GPT-4, a state-of-the-art AI language model, has demonstrated an extraordinary ability to tackle complex coding challenges. However, when tested with problems from the popular competitive programming platform Codeforces, it produced surprisingly mixed results. GPT-4 solved all ten of the easiest pre-2021 problems but none of the recent ones. Since the training data used for GPT-4 ended in 2021, this strongly suggests data contamination as the cause. Data contamination, in the context of challenge problems and benchmarks, refers to the unintentional incorporation of information from these tasks into the training data, which can artificially enhance the performance of machine learning models when evaluated on the same tasks. This type of data contamination can lead to misleading results, as the improved performance may not truly reflect the model's capabilities but rather its exposure to the problem during training. Consequently, this issue has become a growing concern among researchers who strive for accurate evaluation and understanding of their AI models' abilities.
Yet, data contamination might be less of a hindrance and more akin to the hooked twigs employed by New Caledonian crows. The seemingly unlikely connection between the cultural ratchet and data contamination becomes evident when we consider the role of human intellect in shaping AI systems. Leading minds in AI research devise cognitive tasks and benchmarks that drive the creation of more advanced models. As these tasks gain popularity, they are widely discussed and analyzed on the internet, leading to the dissemination of ideas and the evolution of concepts. For instance, a popular programming challenge may inspire numerous blog posts, forum discussions, and video explanations, each offering different perspectives and approaches.

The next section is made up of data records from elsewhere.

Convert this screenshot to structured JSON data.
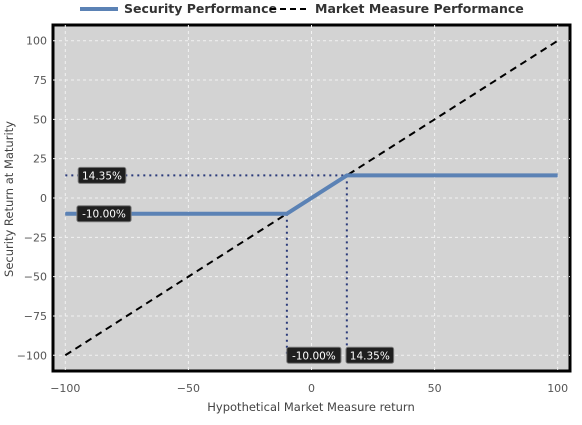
{
  "chart_data": {
    "type": "line",
    "xlabel": "Hypothetical Market Measure return",
    "ylabel": "Security Return at Maturity",
    "xlim": [
      -105,
      105
    ],
    "ylim": [
      -110,
      110
    ],
    "xticks": [
      -100,
      -50,
      0,
      50,
      100
    ],
    "yticks": [
      -100,
      -75,
      -50,
      -25,
      0,
      25,
      50,
      75,
      100
    ],
    "xtick_labels": [
      "−100",
      "−50",
      "0",
      "50",
      "100"
    ],
    "ytick_labels": [
      "−100",
      "−75",
      "−50",
      "−25",
      "0",
      "25",
      "50",
      "75",
      "100"
    ],
    "grid": true,
    "legend_position": "top",
    "series": [
      {
        "name": "Security Performance",
        "color": "#5b82b5",
        "style": "solid",
        "x": [
          -100,
          -10,
          14.35,
          100
        ],
        "y": [
          -10,
          -10,
          14.35,
          14.35
        ]
      },
      {
        "name": "Market Measure Performance",
        "color": "#000000",
        "style": "dashed",
        "x": [
          -100,
          100
        ],
        "y": [
          -100,
          100
        ]
      }
    ],
    "reference_lines": [
      {
        "axis": "y",
        "value": 14.35,
        "label": "14.35%"
      },
      {
        "axis": "y",
        "value": -10,
        "label": "-10.00%"
      },
      {
        "axis": "x",
        "value": -10,
        "label": "-10.00%"
      },
      {
        "axis": "x",
        "value": 14.35,
        "label": "14.35%"
      }
    ]
  }
}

Unintentionally, these conversations infiltrate the extensive repositories of text data used to train AI models like GPT-4. Consequently, the models learn not only from explicit knowledge but also from the diverse discussions, examples, and explanations available online. As a result, AI systems become more proficient at solving tasks, not just through algorithmic enhancements, but also via the incorporation of collective human wisdom. Importantly, leakage from the key cognitive challenges identified by the research community may provide the most insightful data for the next generation of AIs.

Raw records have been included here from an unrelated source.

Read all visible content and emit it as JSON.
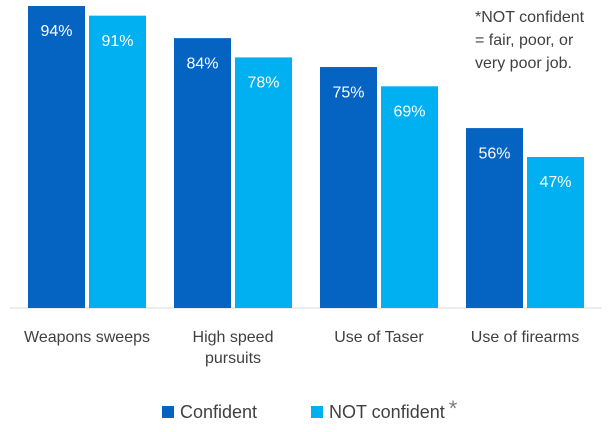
{
  "chart_data": {
    "type": "bar",
    "categories": [
      "Weapons sweeps",
      "High speed pursuits",
      "Use of Taser",
      "Use of firearms"
    ],
    "series": [
      {
        "name": "Confident",
        "color": "#0563c1",
        "values": [
          94,
          84,
          75,
          56
        ],
        "value_labels": [
          "94%",
          "84%",
          "75%",
          "56%"
        ]
      },
      {
        "name": "NOT confident",
        "color": "#00b0f0",
        "values": [
          91,
          78,
          69,
          47
        ],
        "value_labels": [
          "91%",
          "78%",
          "69%",
          "47%"
        ]
      }
    ],
    "legend_note": "*",
    "annotation": [
      "*NOT confident",
      "= fair, poor, or",
      "very poor job."
    ]
  }
}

The convergence of human ingenuity and AI synthesis, facilitated by data contamination on the internet, signals the start of a new stage in our cultural evolution. This process generates a feedback loop, as AI systems inspire further human discourse and analysis, which in turn refines the AI models. This reciprocal interaction between human-generated ideas and AI adaptation accelerates the pace of progress, giving rise to an internet-scale brain.
The emergence of data contamination as a driving force behind a novel form of cultural ratchet has far-reaching implications for the future of artificial intelligence and human society. It transcends traditional boundaries, promoting knowledge exchange across various domains, and raises questions about the nature of intelligence and the evaluation of AI capabilities. As we embark on this journey, we must strive to understand and harness the immense potential of this new cultural ratchet, while remaining vigilant in our assessment of the AI systems that will shape our world.

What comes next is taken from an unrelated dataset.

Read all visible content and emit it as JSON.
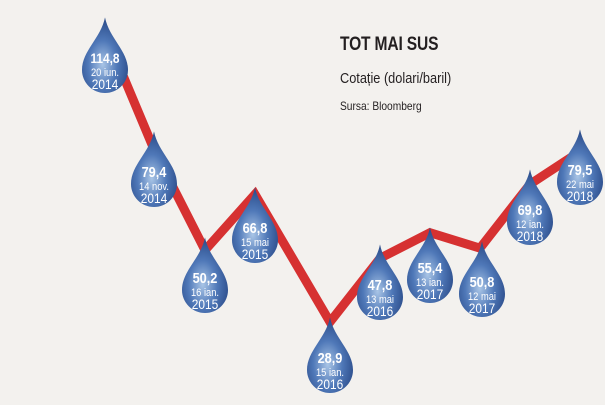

If I understand your point, the LLM becomes the cultural repository for these innovations. A key question would be whether the model fitting/tuning process allows it to improve or generalize the human insights or whether it is just recording them for subsequent playback. If it's the latter, it isn't very interesting.
In human technology development, innovations are often communicated with improvements as each person gains experience and learns tweaks. I think this has been well-documented in the literature on "learning curves" in the semiconductor industry. Is there any evidence that the crows' skill is improving?